Since each of us was several, there was quite a crowd. Here we have made use of everything that came within range, what was closest as well as fartherest away. (Deleuze & Guattari, in the introduction to A Thousand Plateaus, 3)

Monday, December 21, 2009

The Art of Joan Schulze Poetic Licence

A few days ago I asked my husband if he could give me an example of something that was obscure, his reply: "the way you look for connections between things when there aren't any".
But here is an example of something that has definite connections with this project. In November 2008, Joan visited me and asked me to write an essay to be included in a catalogue to her retrospective exhibition to be held in February 2010. By June this year the catalogue had become a book: The Art of Joan Schulze, Poetic Licence which will be published at the end of January and it will contain my essay, 'A Poetics of Cloth, Paper, Stitch and Line'.
But I know I still haven't explained how this project is connected to the overarching subject of this blog which focuses on a study of interconnections and the work of three quiltmakers: Judy McDermott, Pamela Fitzsimons and Emma Rowden.
In September 2000 I visited Judy in the old gold-mining town of Hill End, where she was the artist-in-residence at Haefligers' Cottage . Early the first morning and over a cup of tea, Judy asked me if I had seen the work of Joan Schulze (Judy had visited the States earlier that year and had bought a book of Joan's work, the first volume of The Art of Joan Schulze). As we looked through images of Joan's work together Judy suggested I could contact Joan as part of the research I was doing for my masters.
I 'googled' Joan when I got home and finding an email address, sent her an email. Within a couple of hours I had a reply and from Joan herself...And so a dialogue began: emails and letters, a first meeting in San Francisco when I visited Joan in her studio. Joan visited Australia the following year and Judy, Pamela and I (plus others) were in a workshop she gave at Lake Keepit near Tamworth.
Joan later selected an essay of mine to be included in another of her catalogues but this is the first time I have work published in a book , one with hard covers (although it is also to be published in softcover form).
So one thing leads to another and I have Judy to thank for introducing me to Joan's work.

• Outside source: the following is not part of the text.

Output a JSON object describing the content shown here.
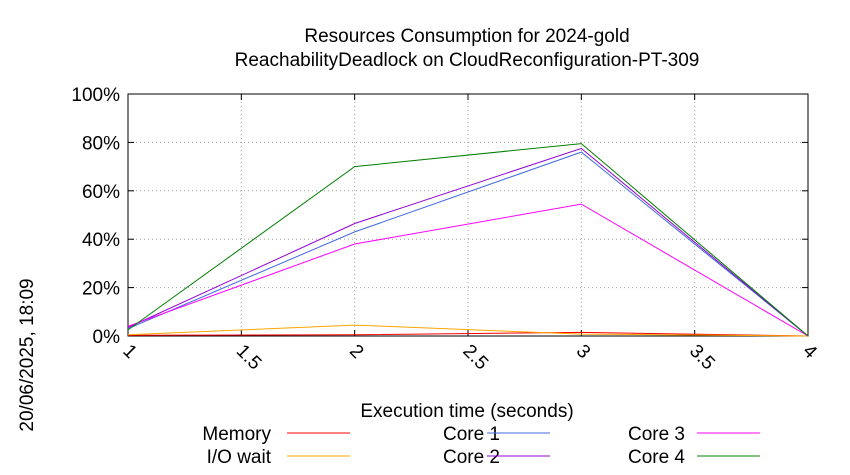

Thursday, December 10, 2009

How can I keep my thoughts together?

I plan to write a post on my blog most days but my time gets scattered, int erupted, distracted and, thought unlike fragments, which can be collected and joined together again (I could say 'pieced' but I would give myself away here) to form a whole, if one that is incomplete and different from that first envisaged. An element of despair here--how ever will I keep myself together?
I have been thinking about 'embodiment' and this has more to do (at the start anyway) with issues raised for me in Emma's project on the Callan Park site. Emma recently sent me a draft of a paper she was to give (and has now given) at the University of Lincoln on 'Architecture and Justice'. Her PhD explores the concept of the 'virtual court': a system of justice which at its extreme could result in the business of 'the court' taking place in cyberspace (but I am not doing her considerable work justice here and I hope to explore it on more detail and, more accurately with Emma herself or perhaps she will do it for me!).

In her paper, she explores an individuals "embodied experience" in a court of justice unmediated by communication technology in comparison with the court mediated by communication technology: what she terms the "situated body" versus the "dis-located' body.

I see (well, definitely intuit) a connection between the court, the mental hospital (Callan Park) and the gaol (Long Bay--I had written 'of course' but even that needs further explanation) and thus Emma's quilt and those in Judy McDermott's Big House series...Connections with quilts in their material form and the idea of their structure being related to concepts of smooth space and the structure of cyberspace...And the blog as a series of fragments on similar and disparate topics. And remember I am looking for connections that are disparate, as well as, similar. Perhaps it is 'disparateness' (interestingly the spellchecker wants me to write 'desperateness' here, it may well have a point) which offers greater possibilities (certainly initially). But then one can never be certain.
I find my thoughts ricocheting between mind and body, concepts of sanity (losing ones mind), even the thought of posting a blog (that is writing something somewhere in the nothingness of cyberspace, or is the the something-know-not-what of cyberspace) but then letters get lost too.
Image: from my '26 Object Project' (2008)

Thursday, December 3, 2009

Quilting the Blog/Blogging the Quilt

After two months of experimenting with the process of blogging I realise that whereas cyberspace may well have share similarities in structure with the quilt, the process of writing a blog is a linear one and therefore does not offer the possibilities of a rhizomal structure as anticipated. I was also finding that this blog (quilted-out-of-space) is more of a journal of my thoughts and day-to-day encounters than explorations of the specific quilts which form the basis of this project.
This is where the idea of inter-linking a number of separate blogs comes from, thereby giving me, the writer the possibility of cross-referencing ideas in time and space between the different blogs.
So, I have set up: quilted-out-of-gaol, quilted-out-of-time and, quilted-out-of mind together with this first blog site, quilted-out-of-space.
Each of the three new blogs will focus on specific work by the three artists as well as seek out connections in terms of similarities and disparities between them.